Does anyone know how to solve this?

Answer 1

`(√(2))/(2)`

Explanation:

This almost looks like the left hand side of the following identity:

`\sin(A)\cos(B)-\sin(B)\cos(A)=\sin(A-B)` .

Here are similar identities in the same category as the above:

`\sin(A)\cos(B)+\sin(B)\cos(A)=\sin(A+B)`

`\cos(A)\cos(B)-\sin(A)\sin(B)=\cos(A+B)`

`\cos(A)\cos(B)+\sin(A)\sin(B)=\cos(A-B)`

Things to notice: 90-76=14. and 90-59=31.

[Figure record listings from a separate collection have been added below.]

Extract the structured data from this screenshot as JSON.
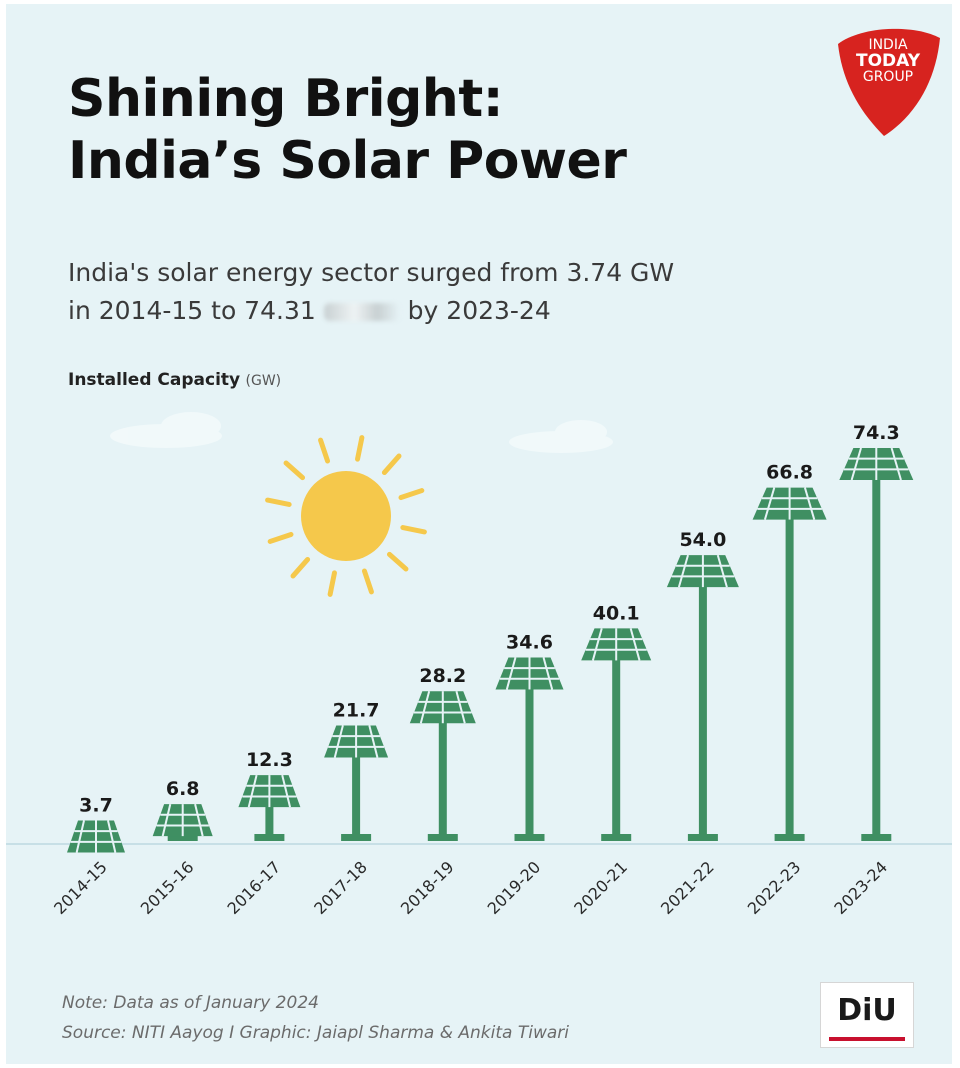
{
  "header": {
    "title_line1": "Shining Bright:",
    "title_line2": "India’s Solar Power",
    "subtitle_line1": "India's solar energy sector surged from 3.74 GW",
    "subtitle_line2_a": "in 2014-15 to 74.31",
    "subtitle_line2_b": "by 2023-24"
  },
  "badge": {
    "line1": "INDIA",
    "line2": "TODAY",
    "line3": "GROUP",
    "color": "#d7231f"
  },
  "axis": {
    "label_bold": "Installed Capacity",
    "label_unit": "(GW)"
  },
  "chart_data": {
    "type": "bar",
    "categories": [
      "2014-15",
      "2015-16",
      "2016-17",
      "2017-18",
      "2018-19",
      "2019-20",
      "2020-21",
      "2021-22",
      "2022-23",
      "2023-24"
    ],
    "values": [
      3.7,
      6.8,
      12.3,
      21.7,
      28.2,
      34.6,
      40.1,
      54.0,
      66.8,
      74.3
    ],
    "value_labels": [
      "3.7",
      "6.8",
      "12.3",
      "21.7",
      "28.2",
      "34.6",
      "40.1",
      "54.0",
      "66.8",
      "74.3"
    ],
    "ylabel": "Installed Capacity (GW)",
    "ylim": [
      0,
      80
    ],
    "grid": false,
    "legend": "none",
    "bar_color": "#3f8f62"
  },
  "footer": {
    "note": "Note: Data as of January 2024",
    "source": "Source: NITI Aayog  I Graphic: Jaiapl Sharma & Ankita Tiwari",
    "logo": "DiU"
  }
}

This means we will possibly want to use the following co-function identities:

`\cos(90-A)=\sin(A)`

`\sin(90-A)=\cos(A)`

So let's begin:

`\sin(76)\cos(31)-\sin(14)\cos(59)`

Applying the co-function identities:

`\cos(14)\cos(31)-\sin(14)\sin(31)`

Applying one of the difference identities above with cosine:

`\cos(31+14)`

`\cos(45)`

45 is a special angle so
`\cos(45)` is something you find off most unit circles in any trigonometry class.

`\cos(45)=(√(2))/(2)`